Part of the issue is that current copyright law defines a public performance as follows (from 17 USC 101):
To perform or display a work "publicly" means (1) to perform or display it at a place open to the public or at any place where a substantial number of persons outside of a normal circle of a family and its social acquaintances is gathered; or (2) to transmit or otherwise communicate a performance or display of the work to a place specified by clause (1) or to the public, by means of any device or process, whether the members of the public capable of receiving the performance or display receive it in the same place or in separate places and at the same time or at different times.Note just how broad that is. If you "transmit or otherwise communicate a performance or display of the work" for the purpose of having it performed or displayed at a place open to the public, you may be involved in a public performance. It's not hard to see how that might be used to include people posting videos on YouTube.
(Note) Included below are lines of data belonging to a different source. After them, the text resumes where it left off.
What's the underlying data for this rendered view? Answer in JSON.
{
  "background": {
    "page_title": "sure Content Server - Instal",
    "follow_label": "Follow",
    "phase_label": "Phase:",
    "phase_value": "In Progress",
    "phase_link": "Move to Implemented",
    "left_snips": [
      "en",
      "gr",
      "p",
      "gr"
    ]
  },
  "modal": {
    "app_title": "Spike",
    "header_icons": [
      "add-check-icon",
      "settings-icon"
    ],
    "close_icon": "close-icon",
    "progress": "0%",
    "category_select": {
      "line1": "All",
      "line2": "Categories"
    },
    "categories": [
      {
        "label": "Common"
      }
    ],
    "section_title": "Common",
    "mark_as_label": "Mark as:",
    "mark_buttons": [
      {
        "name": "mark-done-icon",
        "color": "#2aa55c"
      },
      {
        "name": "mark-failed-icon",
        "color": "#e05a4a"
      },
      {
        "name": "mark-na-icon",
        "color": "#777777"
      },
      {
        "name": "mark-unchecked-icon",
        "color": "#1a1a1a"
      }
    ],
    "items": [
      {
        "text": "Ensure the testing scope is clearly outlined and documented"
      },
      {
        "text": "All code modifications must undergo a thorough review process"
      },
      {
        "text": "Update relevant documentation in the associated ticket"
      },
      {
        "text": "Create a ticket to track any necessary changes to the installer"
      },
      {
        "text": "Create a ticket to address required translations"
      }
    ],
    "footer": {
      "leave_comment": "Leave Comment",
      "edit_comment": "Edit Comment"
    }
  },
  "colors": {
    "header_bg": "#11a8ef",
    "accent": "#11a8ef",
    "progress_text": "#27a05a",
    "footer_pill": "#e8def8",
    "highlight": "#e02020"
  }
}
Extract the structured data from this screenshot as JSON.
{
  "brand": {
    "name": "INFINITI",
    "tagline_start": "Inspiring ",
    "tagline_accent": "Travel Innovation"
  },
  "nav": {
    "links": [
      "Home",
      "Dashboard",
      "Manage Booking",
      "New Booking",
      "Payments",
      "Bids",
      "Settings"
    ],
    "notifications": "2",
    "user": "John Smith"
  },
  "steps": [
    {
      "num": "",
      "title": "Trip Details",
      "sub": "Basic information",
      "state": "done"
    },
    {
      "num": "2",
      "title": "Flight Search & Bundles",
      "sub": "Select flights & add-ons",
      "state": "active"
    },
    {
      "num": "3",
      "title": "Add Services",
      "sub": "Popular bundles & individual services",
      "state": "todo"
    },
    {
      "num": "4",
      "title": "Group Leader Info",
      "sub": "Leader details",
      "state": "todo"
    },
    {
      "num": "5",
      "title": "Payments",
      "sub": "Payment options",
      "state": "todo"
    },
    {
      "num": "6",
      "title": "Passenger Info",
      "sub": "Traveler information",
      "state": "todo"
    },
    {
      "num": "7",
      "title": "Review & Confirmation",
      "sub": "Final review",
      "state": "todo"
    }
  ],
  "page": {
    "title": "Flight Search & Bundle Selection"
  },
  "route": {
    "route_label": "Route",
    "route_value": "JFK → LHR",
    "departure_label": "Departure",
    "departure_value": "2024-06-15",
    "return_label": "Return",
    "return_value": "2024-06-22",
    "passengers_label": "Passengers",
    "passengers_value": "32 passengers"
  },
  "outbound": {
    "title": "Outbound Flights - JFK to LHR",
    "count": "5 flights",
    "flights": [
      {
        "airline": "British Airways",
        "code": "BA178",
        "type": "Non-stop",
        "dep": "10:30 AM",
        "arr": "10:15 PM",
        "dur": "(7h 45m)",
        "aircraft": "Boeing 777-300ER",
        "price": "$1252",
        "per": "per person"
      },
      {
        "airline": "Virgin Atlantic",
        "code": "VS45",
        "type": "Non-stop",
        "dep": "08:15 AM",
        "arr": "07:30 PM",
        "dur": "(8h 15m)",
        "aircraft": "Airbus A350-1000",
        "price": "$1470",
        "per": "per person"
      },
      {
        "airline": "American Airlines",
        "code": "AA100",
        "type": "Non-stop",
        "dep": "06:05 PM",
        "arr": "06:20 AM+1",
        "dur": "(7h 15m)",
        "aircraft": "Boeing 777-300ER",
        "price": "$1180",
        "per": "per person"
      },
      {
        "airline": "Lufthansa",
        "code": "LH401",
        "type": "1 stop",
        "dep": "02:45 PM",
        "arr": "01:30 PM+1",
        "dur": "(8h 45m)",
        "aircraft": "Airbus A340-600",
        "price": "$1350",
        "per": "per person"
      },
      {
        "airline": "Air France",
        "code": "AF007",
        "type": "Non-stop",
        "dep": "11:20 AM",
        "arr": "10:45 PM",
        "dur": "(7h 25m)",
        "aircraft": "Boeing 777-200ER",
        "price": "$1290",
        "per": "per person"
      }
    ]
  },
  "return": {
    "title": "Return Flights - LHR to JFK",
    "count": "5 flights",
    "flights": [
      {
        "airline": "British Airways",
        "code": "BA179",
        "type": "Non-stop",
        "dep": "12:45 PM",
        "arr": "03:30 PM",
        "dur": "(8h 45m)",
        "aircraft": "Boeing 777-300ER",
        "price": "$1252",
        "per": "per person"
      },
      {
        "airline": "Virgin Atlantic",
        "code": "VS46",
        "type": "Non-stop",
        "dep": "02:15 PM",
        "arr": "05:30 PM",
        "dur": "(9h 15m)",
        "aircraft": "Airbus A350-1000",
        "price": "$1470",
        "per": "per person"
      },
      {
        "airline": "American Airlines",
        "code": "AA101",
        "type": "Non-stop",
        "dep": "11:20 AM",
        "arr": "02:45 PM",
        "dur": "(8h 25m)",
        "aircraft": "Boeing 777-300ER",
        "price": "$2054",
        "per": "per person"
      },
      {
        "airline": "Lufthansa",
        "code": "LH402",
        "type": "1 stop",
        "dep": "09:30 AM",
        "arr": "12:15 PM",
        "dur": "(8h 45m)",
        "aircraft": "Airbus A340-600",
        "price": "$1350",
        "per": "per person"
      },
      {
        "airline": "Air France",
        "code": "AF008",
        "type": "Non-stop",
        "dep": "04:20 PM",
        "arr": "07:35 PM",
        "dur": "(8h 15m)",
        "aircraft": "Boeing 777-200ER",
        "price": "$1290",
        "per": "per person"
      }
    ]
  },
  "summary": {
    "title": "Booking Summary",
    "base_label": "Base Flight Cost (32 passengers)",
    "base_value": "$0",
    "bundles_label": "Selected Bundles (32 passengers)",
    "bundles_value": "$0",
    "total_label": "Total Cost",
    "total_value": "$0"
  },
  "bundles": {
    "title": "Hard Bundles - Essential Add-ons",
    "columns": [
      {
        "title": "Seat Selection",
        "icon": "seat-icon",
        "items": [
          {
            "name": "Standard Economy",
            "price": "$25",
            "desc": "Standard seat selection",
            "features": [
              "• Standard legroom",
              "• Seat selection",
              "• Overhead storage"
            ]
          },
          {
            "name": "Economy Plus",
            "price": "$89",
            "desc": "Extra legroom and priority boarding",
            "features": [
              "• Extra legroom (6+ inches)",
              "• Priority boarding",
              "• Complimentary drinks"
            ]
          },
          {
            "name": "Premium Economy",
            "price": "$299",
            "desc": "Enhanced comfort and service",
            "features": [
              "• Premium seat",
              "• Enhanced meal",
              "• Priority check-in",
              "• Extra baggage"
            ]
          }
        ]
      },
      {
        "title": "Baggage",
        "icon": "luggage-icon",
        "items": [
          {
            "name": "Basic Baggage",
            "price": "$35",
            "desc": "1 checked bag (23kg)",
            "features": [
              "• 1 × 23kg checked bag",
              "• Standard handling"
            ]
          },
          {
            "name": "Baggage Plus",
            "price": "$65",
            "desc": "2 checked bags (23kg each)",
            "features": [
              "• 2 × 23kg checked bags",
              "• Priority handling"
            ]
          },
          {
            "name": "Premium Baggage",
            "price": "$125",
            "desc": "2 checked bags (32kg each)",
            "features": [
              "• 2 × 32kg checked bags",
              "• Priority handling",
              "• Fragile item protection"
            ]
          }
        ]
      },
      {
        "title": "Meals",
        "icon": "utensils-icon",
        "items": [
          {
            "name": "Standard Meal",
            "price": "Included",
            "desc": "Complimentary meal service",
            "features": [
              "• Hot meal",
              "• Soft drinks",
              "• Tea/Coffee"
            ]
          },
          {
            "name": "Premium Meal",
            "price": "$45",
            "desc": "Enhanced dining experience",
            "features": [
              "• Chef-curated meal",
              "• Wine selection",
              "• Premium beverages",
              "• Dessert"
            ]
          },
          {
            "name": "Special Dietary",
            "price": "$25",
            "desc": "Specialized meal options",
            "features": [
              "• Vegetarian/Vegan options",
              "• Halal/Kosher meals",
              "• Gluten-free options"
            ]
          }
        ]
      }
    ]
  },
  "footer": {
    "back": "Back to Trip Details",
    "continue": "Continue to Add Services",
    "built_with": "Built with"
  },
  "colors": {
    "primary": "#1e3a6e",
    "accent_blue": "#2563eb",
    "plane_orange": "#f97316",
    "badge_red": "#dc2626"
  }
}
And, really, this whole idea is misguided. It comes from the entertainment industry's ridiculous belief that if they just keep playing Whac-a-mole with whomever they've decided is the "enemy" this week, it will eventually bring back old business models. Sites that embed streams from elsewhere aren't the enemy. Trying their operators into felons is fraught with all sorts of dangerous unintended consequences. You'd think that, given what happened with SOPA that administration officials would shy away from pushing more such backwards-focused plans... but they just can't resist.